Tanya Jindal, Senior, Clinical Research Coordinator, University of California, San Francisco, highlights and expands upon the findings of the UNITE study relative to biomarkers of response to sacituzumab govitecan and enfortumab vedotin for patients with advanced urothelial carcinoma.
Can you describe the UNITE study? What was the design, what types of patients were included, and how did you recently assess biomarkers of response associated with different ADCs?
Tanya Jindal: UNITE is a retrospective, multi-institutional study that examines patients with advanced urothelial carcinoma treated with targeted agents, such as enfortumab vedotin and sacituzumab govitecan. The main objective of the study is to analyze real-world outcomes. Unlike clinical trials, which often exclude certain patients based on specific criteria like variant histology, poor performance status, or aggressive disease, UNITE aims to include a broader range of patients to assess their actual treatment outcomes. The study involves 16 US sites, providing comprehensive data for our analyses.
Previously, we have focused on outcomes with EV and studied biomarkers associated with treatment outcomes. However, our current analysis and future investigations will explore various aspects beyond biomarkers to address existing knowledge gaps. This study allows us to conduct different analyses and examine multiple angles to gain a more comprehensive understanding of the disease and its treatments.
Why was it determined that defining outcomes and biomarkers of response to these therapies was worth studying?
Tanya Jindal: Before 2016, chemotherapy was the only available treatment for advanced urothelial carcinoma.
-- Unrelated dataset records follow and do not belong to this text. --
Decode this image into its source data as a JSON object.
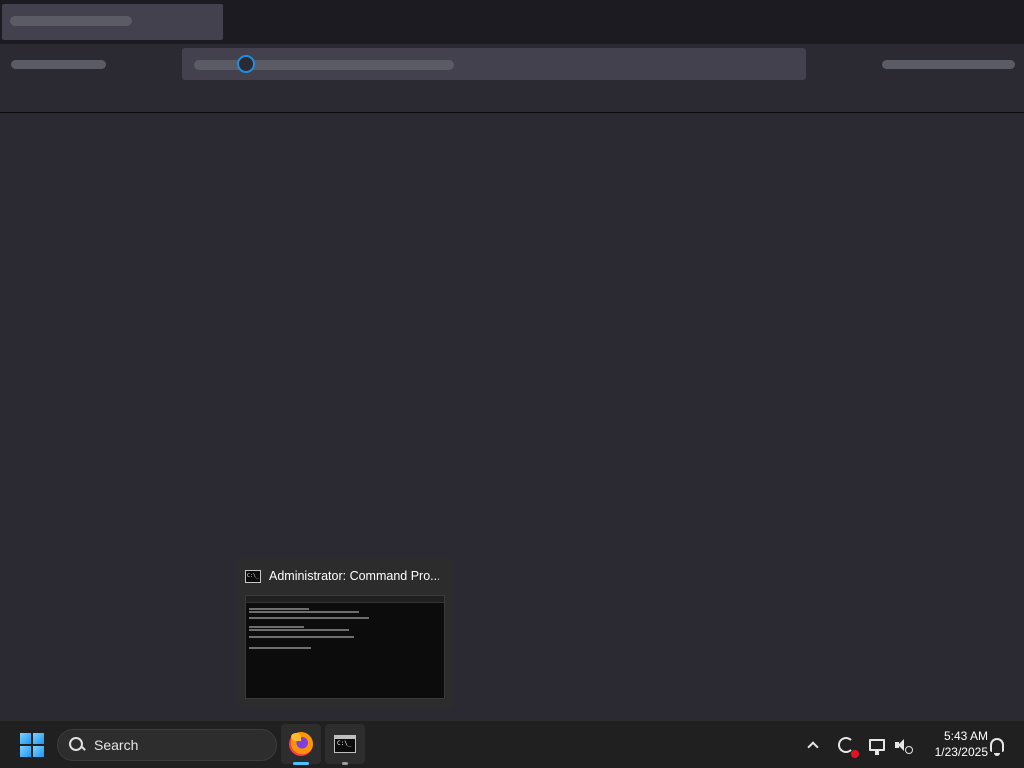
{
  "taskbar": {
    "search_label": "Search",
    "apps": [
      {
        "name": "Firefox",
        "icon": "firefox-icon",
        "active": true
      },
      {
        "name": "Command Prompt",
        "icon": "cmd-icon",
        "active": false
      }
    ],
    "clock": {
      "time": "5:43 AM",
      "date": "1/23/2025"
    },
    "tray_icons": [
      "chevron-up-icon",
      "sync-icon",
      "network-icon",
      "volume-icon",
      "bell-icon"
    ]
  },
  "preview": {
    "title": "Administrator: Command Pro..."
  },
  "colors": {
    "accent": "#4cc2ff",
    "spinner": "#1e8fe0",
    "taskbar_bg": "#202020",
    "page_bg": "#2b2a33"
  }
}
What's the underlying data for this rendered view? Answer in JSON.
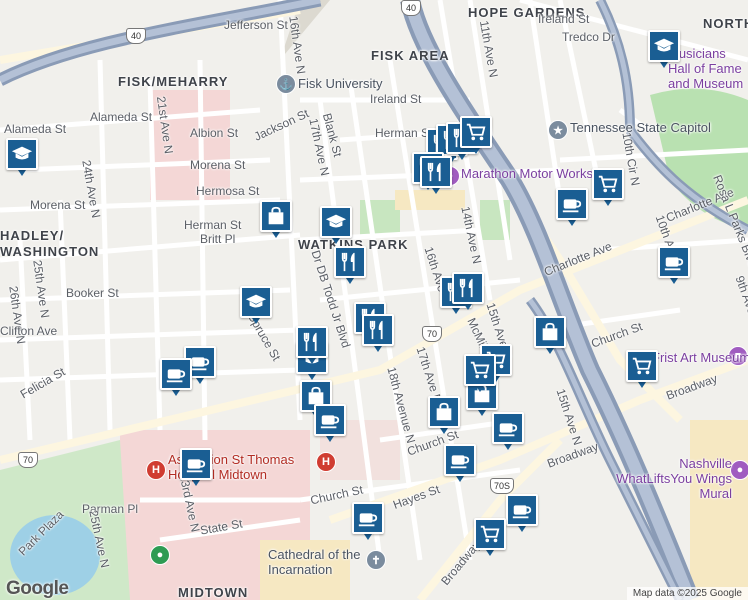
{
  "map": {
    "attribution": "Map data ©2025 Google",
    "logo": "Google",
    "neighborhoods": [
      "HOPE GARDENS",
      "NORTH",
      "FISK AREA",
      "FISK/MEHARRY",
      "HADLEY/",
      "WASHINGTON",
      "WATKINS PARK",
      "MIDTOWN"
    ],
    "streets": [
      "Jefferson St",
      "11th Ave N",
      "Ireland St",
      "Tredco Dr",
      "Ireland St",
      "Herman St",
      "16th Ave N",
      "17th Ave N",
      "Blank St",
      "Jackson St",
      "21st Ave N",
      "Alameda St",
      "Alameda St",
      "Albion St",
      "Morena St",
      "Hermosa St",
      "24th Ave N",
      "Morena St",
      "Herman St",
      "Britt Pl",
      "Booker St",
      "25th Ave N",
      "26th Ave N",
      "Felicia St",
      "Clifton Ave",
      "Spruce St",
      "Dr DB Todd Jr Blvd",
      "18th Avenue N",
      "17th Ave N",
      "16th Ave N",
      "15th Ave N",
      "14th Ave N",
      "Charlotte Ave",
      "Charlotte Ave",
      "10th Cir N",
      "Rosa L Parks Blvd",
      "10th Ave N",
      "9th Ave",
      "Church St",
      "Church St",
      "Church St",
      "Broadway",
      "Broadway",
      "Broadway",
      "15th Ave N",
      "Hayes St",
      "State St",
      "23rd Ave N",
      "Parman Pl",
      "Park Plaza",
      "25th Ave N",
      "McMillin St"
    ],
    "pois": [
      {
        "name": "Fisk University",
        "icon": "university-icon"
      },
      {
        "name": "Marathon Motor Works",
        "icon": "building-icon"
      },
      {
        "name": "Tennessee State Capitol",
        "icon": "landmark-icon"
      },
      {
        "name": "Musicians Hall of Fame and Museum",
        "icon": "museum-icon"
      },
      {
        "name": "Frist Art Museum",
        "icon": "museum-icon"
      },
      {
        "name": "Ascension St Thomas Hospital Midtown",
        "icon": "hospital-icon"
      },
      {
        "name": "Cathedral of the Incarnation",
        "icon": "church-icon"
      },
      {
        "name": "Nashville WhatLiftsYou Wings Mural",
        "icon": "mural-icon"
      }
    ],
    "highway_shields": [
      "40",
      "70",
      "70",
      "70S"
    ],
    "marker_types": {
      "school": "graduation-cap-icon",
      "restaurant": "fork-knife-icon",
      "store": "shopping-bag-icon",
      "cafe": "coffee-cup-icon",
      "grocery": "shopping-cart-icon"
    }
  }
}
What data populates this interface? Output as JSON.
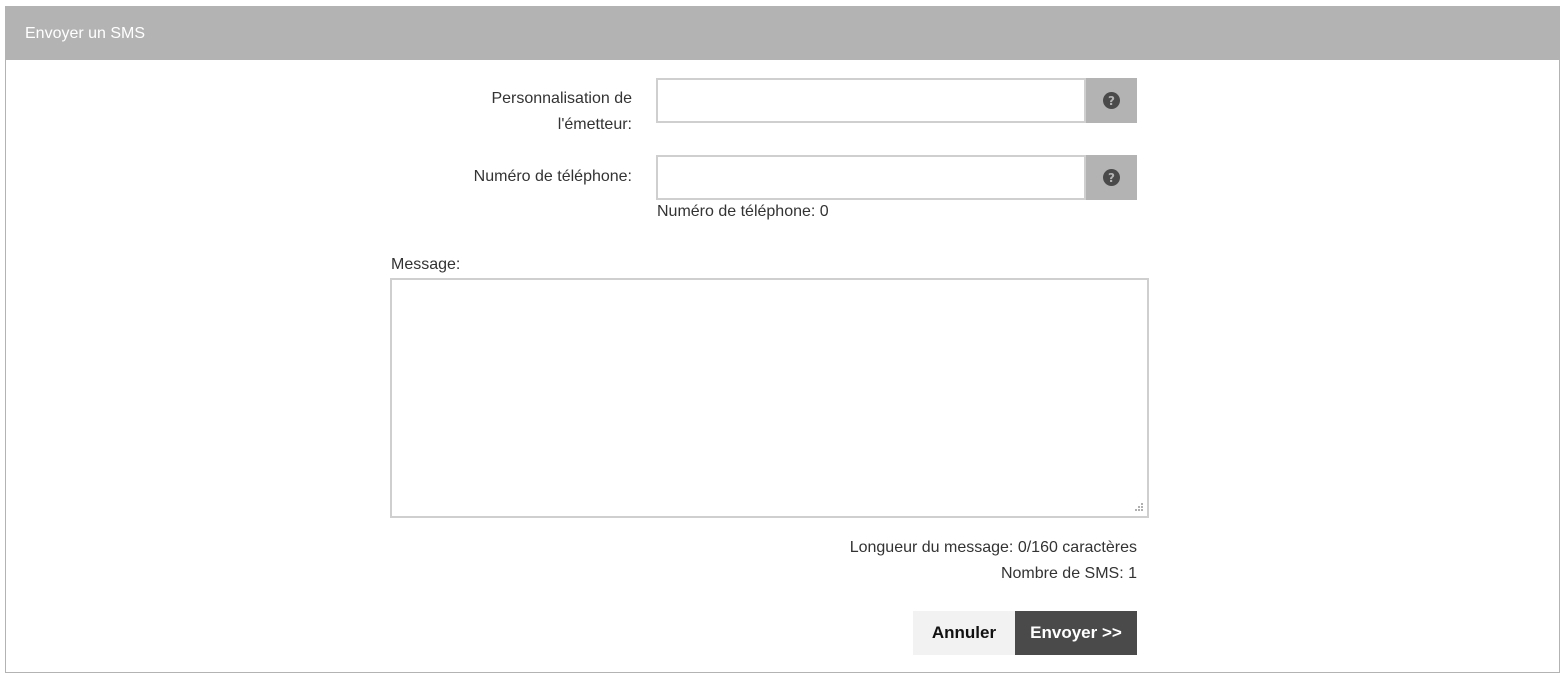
{
  "panel": {
    "title": "Envoyer un SMS"
  },
  "form": {
    "sender": {
      "label_line1": "Personnalisation de",
      "label_line2": "l'émetteur:",
      "value": "",
      "help_icon": "question-circle-icon"
    },
    "phone": {
      "label": "Numéro de téléphone:",
      "value": "",
      "help_icon": "question-circle-icon",
      "count_text": "Numéro de téléphone: 0"
    },
    "message": {
      "label": "Message:",
      "value": "",
      "length_text": "Longueur du message: 0/160 caractères",
      "sms_count_text": "Nombre de SMS: 1"
    }
  },
  "actions": {
    "cancel_label": "Annuler",
    "send_label": "Envoyer >>"
  },
  "colors": {
    "header_bg": "#b3b3b3",
    "send_bg": "#4a4a4a",
    "cancel_bg": "#f2f2f2"
  }
}
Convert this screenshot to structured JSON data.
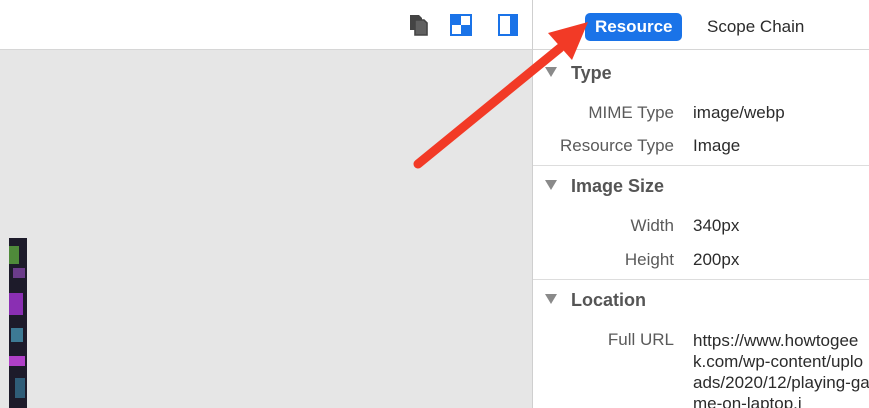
{
  "tabs": {
    "resource": "Resource",
    "scope_chain": "Scope Chain"
  },
  "sections": {
    "type": {
      "title": "Type",
      "mime_type_label": "MIME Type",
      "mime_type_value": "image/webp",
      "resource_type_label": "Resource Type",
      "resource_type_value": "Image"
    },
    "image_size": {
      "title": "Image Size",
      "width_label": "Width",
      "width_value": "340px",
      "height_label": "Height",
      "height_value": "200px"
    },
    "location": {
      "title": "Location",
      "full_url_label": "Full URL",
      "full_url_value": "https://www.howtogeek.com/wp-content/uploads/2020/12/playing-game-on-laptop.j"
    }
  },
  "toolbar_icons": [
    "document-icon",
    "dock-bottom-icon",
    "dock-right-icon"
  ],
  "colors": {
    "active_tab": "#1a73e8",
    "arrow": "#f23a26",
    "canvas_bg": "#e6e6e6"
  }
}
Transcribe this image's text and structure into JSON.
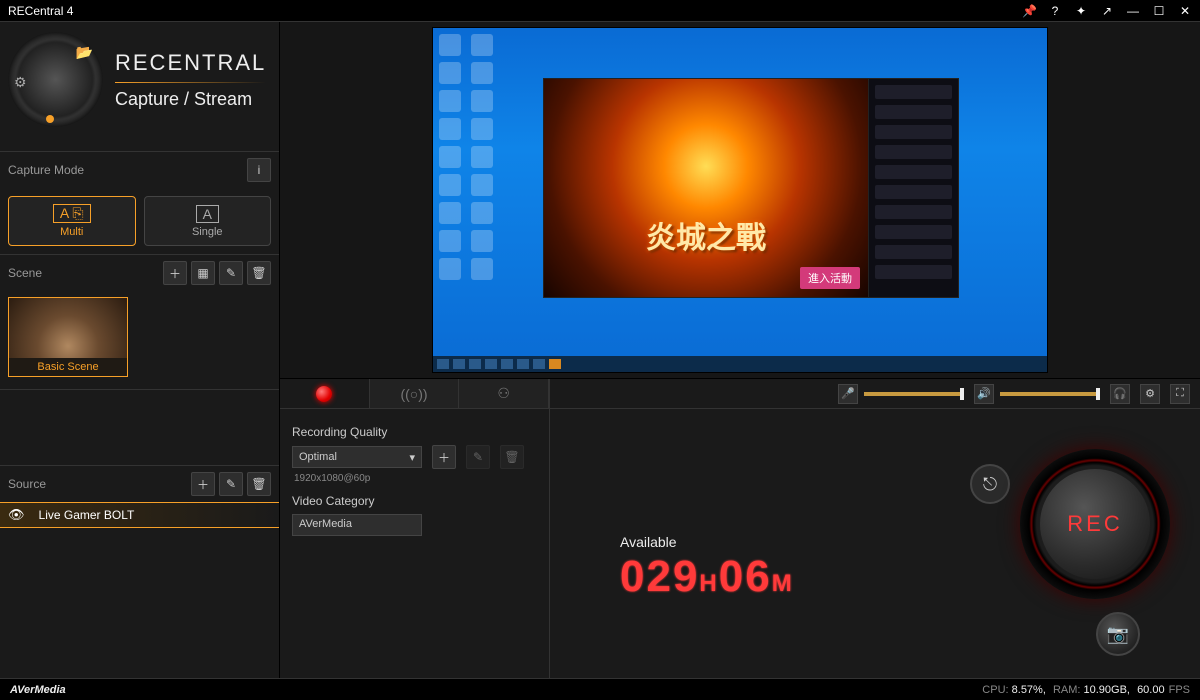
{
  "window": {
    "title": "RECentral 4"
  },
  "header": {
    "brand": "RECENTRAL",
    "mode": "Capture / Stream"
  },
  "capture_mode": {
    "label": "Capture Mode",
    "multi": "Multi",
    "single": "Single"
  },
  "scene": {
    "label": "Scene",
    "item": "Basic Scene"
  },
  "source": {
    "label": "Source",
    "item": "Live Gamer BOLT"
  },
  "preview": {
    "game_cjk": "炎城之戰",
    "cta": "進入活動"
  },
  "recording": {
    "quality_label": "Recording Quality",
    "quality_value": "Optimal",
    "quality_detail": "1920x1080@60p",
    "category_label": "Video Category",
    "category_value": "AVerMedia"
  },
  "available": {
    "label": "Available",
    "hours": "029",
    "h_unit": "H",
    "minutes": "06",
    "m_unit": "M"
  },
  "rec_button": "REC",
  "footer": {
    "brand": "AVerMedia",
    "cpu_label": "CPU:",
    "cpu_value": "8.57%,",
    "ram_label": "RAM:",
    "ram_value": "10.90GB,",
    "fps_value": "60.00",
    "fps_label": "FPS"
  }
}
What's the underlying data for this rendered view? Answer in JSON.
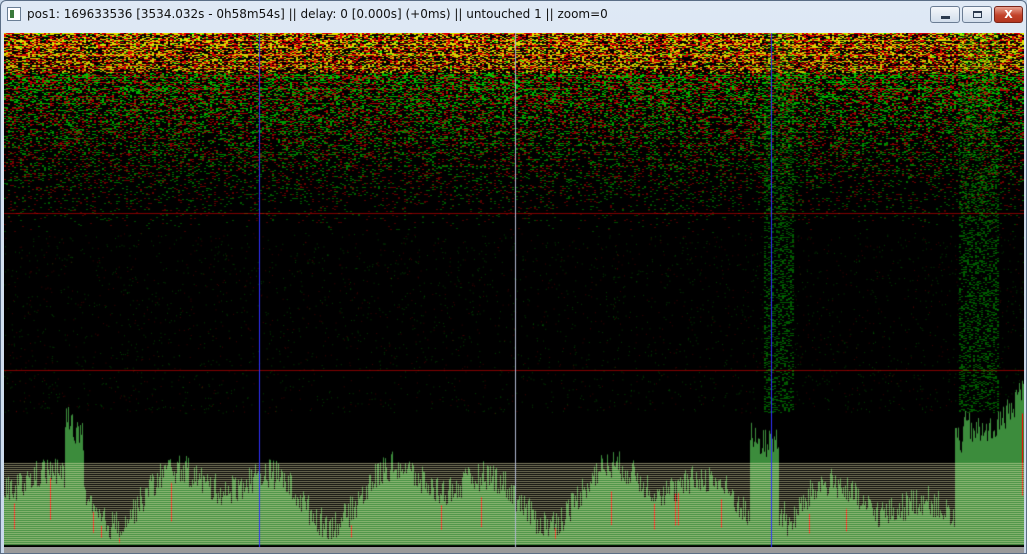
{
  "window": {
    "title": "pos1: 169633536 [3534.032s - 0h58m54s] || delay: 0 [0.000s] (+0ms) || untouched 1 || zoom=0",
    "app_icon": "spectrogram-app-icon",
    "controls": {
      "minimize_label": "",
      "maximize_label": "",
      "close_label": "X"
    }
  },
  "view": {
    "type": "stereo-spectrogram",
    "zoom": 0,
    "colors": {
      "left_channel": "#00ff00",
      "right_channel": "#ff0000",
      "overlap": "#ffff00",
      "background": "#000000",
      "waveform_fill": "#3c8c3c",
      "waveform_base": "#e8e4b0",
      "cursor_blue": "#3030ff",
      "cursor_white": "#b0b8d0"
    }
  }
}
However, since then, several options have emerged, including immunotherapy, EV, SG, and targeted therapies like erdafitinib. With this expanding therapeutic landscape, the challenge lies in deciding which treatment to offer first to patients.
Given the poor prognosis of patients diagnosed with advanced or metastatic urothelial carcinoma, it is crucial to select the most effective therapy as early as possible. Biomarkers play a vital role in this decision-making process, as they can help us prioritize treatments that are most likely to benefit the patient. Having tools to aid in treatment selection is essential as the therapeutic options continue to grow. Our goal is to provide the best possible therapy to these patients and improve their outcomes.
What were your findings in terms of biomarkers and predictors of response relative to sacituzumab govitecan?
Tanya Jindal: In our analysis, we observed that patients with alterations in TP53 or MDM2 showed improved outcomes when treated with SG. To ensure accuracy, we conducted both univariable and multi-variable analyses, adjusting for various clinical characteristics. During the univariable analysis, we examined clinical characteristics and molecular biomarkers to identify potential associations with outcomes. Some clinical factors, like neutrophil-to-lymphocyte ratio and hemoglobin levels, showed correlations with outcomes. To discern the specific molecular biomarkers linked to outcomes, we included significant variables from the univariable analysis, along with clinically relevant factors like histology, age, and ECOG status, in the multi-variable analysis.
After considering these factors, we found a statistically significant association (P = .02) between improved outcomes and alterations in TP53 and MDM2. However, it is essential to note that these findings are hypothesis-generating, and we must validate them before implementing any changes in patient treatment or selection.
As a retrospective study, this analysis provides valuable insights, but further research is necessary before incorporating these findings into clinical practice. While this information can potentially guide clinical decision-making, we must conduct more extensive research before applying it routinely in patient care.
What were your findings in terms of biomarkers and predictors of response relative to enfortumab vedotin?
Tanya Jindal: Similarly, in our analysis of EV, we adjusted for clinical variables and identified specific molecular biomarkers associated with treatment outcomes. Patients with alterations in ERBB2 and KDM6A showed improved outcomes, whereas those with high expression of PDL1 and low tumor mutational burden had inferior outcomes when treated with EV. Notably, we had a larger sample size for this analysis, with 303 patients compared to the 90 patients in our SG analysis.
Are there any ongoing efforts to assess for toxicities in these patient populations?
Tanya Jindal: We did conduct an analysis on that, but the data has not been presented yet. We hope to present it in the future, possibly at a later time, but it is not part of this current analysis.